Le norme sulla successione prevedono a favore del coniuge superstite il diritto di abitare nella casa adibita a residenza familiare, nonché l’uso dei mobili che la corredano.
Questo a prescindere dalla presenza di altri chiamati all’eredità,e dall’esistenza o meno di un testamento.
Tale riserva trova la sua ragione di fondo nella tutela del superstite e nella stabilità delle sue abitudini di vita. E’ ben comprensibile quale turbamento psicologico, e non solo, comporterebbe un cambio forzoso della comune dimora susseguente al decesso del coniuge.
Ecco perché il fulcro della passata vita domestica viene preservato, non tanto per l’interesse economico alla disponibilità di un alloggio, ma proprio per i rapporti affettivi e consuetudinari che quella dimora, e non altre, conserva agli occhi di chi proseguirà la sua esistenza senza il compagno o la compagna di una vita.
Sempre in tema di successioni, i diritti spettanti per legge al coniuge separato senza addebito vengono equiparati a quelli del coniuge non separato.
E allora, il diritto di abitazione nella casa familiare spetta anche in caso di separazione in caso di decesso dell’altro coniuge?
No, almeno secondo la Cassazione, che ha recentemente delineato l’ampiezza dell’istituto proprio sulla base di quel presupposto oggettivo cui si accennava poc’anzi.

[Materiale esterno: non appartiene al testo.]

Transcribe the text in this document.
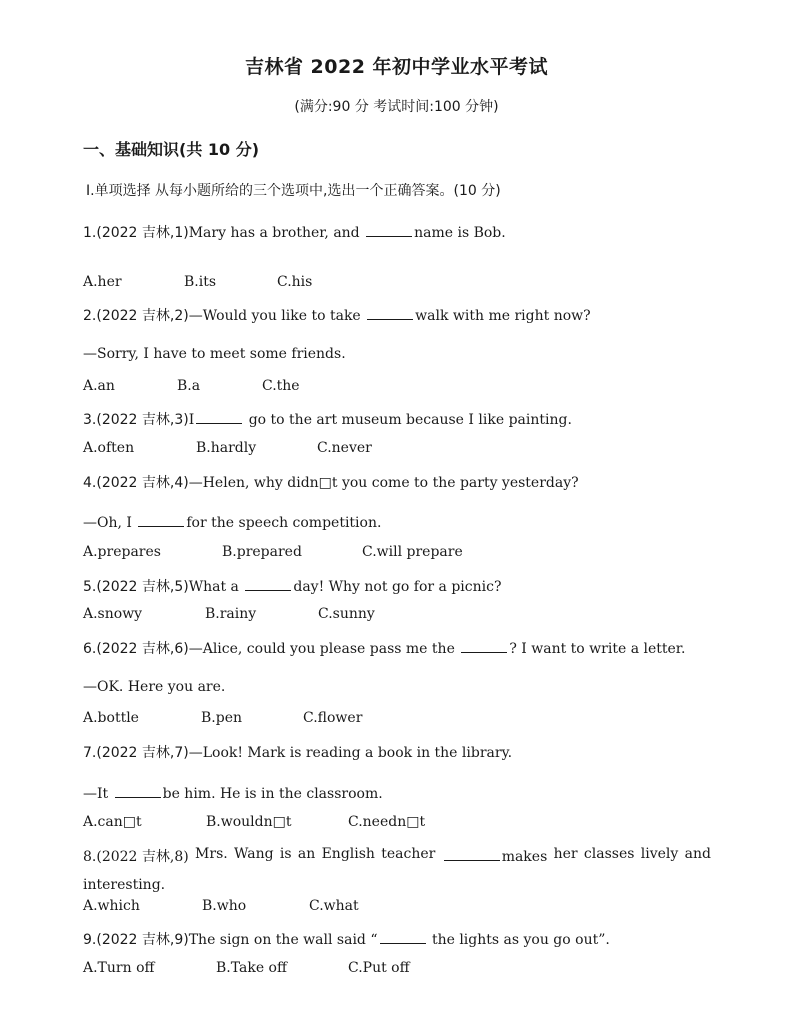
吉林省 2022 年初中学业水平考试
(满分:90 分 考试时间:100 分钟)
一、基础知识(共 10 分)
Ⅰ.单项选择 从每小题所给的三个选项中,选出一个正确答案。(10 分)
1.(2022 吉林,1)Mary has a brother, and	name is Bob.
A.her	B.its	C.his
2.(2022 吉林,2)—Would you like to take	walk with me right now?
—Sorry, I have to meet some friends.
A.an	B.a	C.the
3.(2022 吉林,3)I	go to the art museum because I like painting.
A.often	B.hardly	C.never
4.(2022 吉林,4)—Helen, why didn□t you come to the party yesterday?
—Oh, I	for the speech competition.
A.prepares	B.prepared	C.will prepare
5.(2022 吉林,5)What a	day! Why not go for a picnic?
A.snowy	B.rainy	C.sunny
6.(2022 吉林,6)—Alice, could you please pass me the	? I want to write a letter.
—OK. Here you are.
A.bottle	B.pen	C.flower
7.(2022 吉林,7)—Look! Mark is reading a book in the library.
—It	be him. He is in the classroom.
A.can□t	B.wouldn□t	C.needn□t
8.(2022 吉林,8) Mrs. Wang is an English teacher	makes her classes lively and
interesting.
A.which	B.who	C.what
9.(2022 吉林,9)The sign on the wall said “	the lights as you go out”.
A.Turn off	B.Take off	C.Put off
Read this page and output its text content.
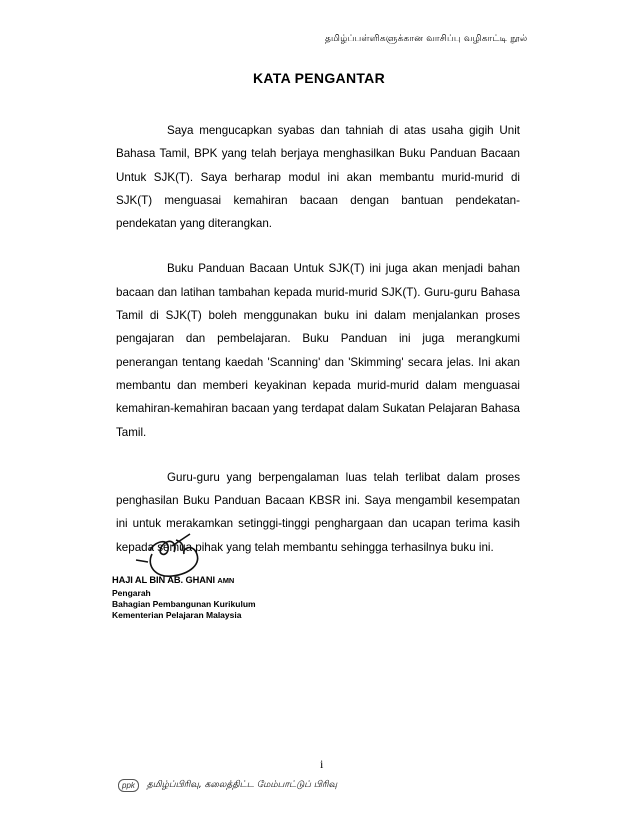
தமிழ்ப்பள்ளிகளுக்கான வாசிப்பு வழிகாட்டி நூல்
KATA PENGANTAR

Saya mengucapkan syabas dan tahniah di atas usaha gigih Unit Bahasa Tamil, BPK yang telah berjaya menghasilkan Buku Panduan Bacaan Untuk SJK(T). Saya berharap modul ini akan membantu murid-murid di SJK(T) menguasai kemahiran bacaan dengan bantuan pendekatan-pendekatan yang diterangkan.

Buku Panduan Bacaan Untuk SJK(T) ini juga akan menjadi bahan bacaan dan latihan tambahan kepada murid-murid SJK(T). Guru-guru Bahasa Tamil di SJK(T) boleh menggunakan buku ini dalam menjalankan proses pengajaran dan pembelajaran. Buku Panduan ini juga merangkumi penerangan tentang kaedah 'Scanning' dan 'Skimming' secara jelas. Ini akan membantu dan memberi keyakinan kepada murid-murid dalam menguasai kemahiran-kemahiran bacaan yang terdapat dalam Sukatan Pelajaran Bahasa Tamil.

Guru-guru yang berpengalaman luas telah terlibat dalam proses penghasilan Buku Panduan Bacaan KBSR ini. Saya mengambil kesempatan ini untuk merakamkan setinggi-tinggi penghargaan dan ucapan terima kasih kepada semua pihak yang telah membantu sehingga terhasilnya buku ini.

HAJI AL BIN AB. GHANI AMN
Pengarah
Bahagian Pembangunan Kurikulum
Kementerian Pelajaran Malaysia
i
ppk	தமிழ்ப்பிரிவு, கலைத்திட்ட மேம்பாட்டுப் பிரிவு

Il caso vedeva una moglie separata, senza addebito, reclamare il diritto di abitazione sull’ex casa coniugale, benché prima dell’apertura della successione del marito si fosse trasferita altrove.
I giudici di legittimità hanno respinto il ricorso, aderendo a quell’orientamento dottrinale che, in caso di separazione personale e cessazione di convivenza, ritiene oggettivamente impossibile individuare nella dimora del coniuge passato a miglior vita la “casa adibita a residenza familiare”.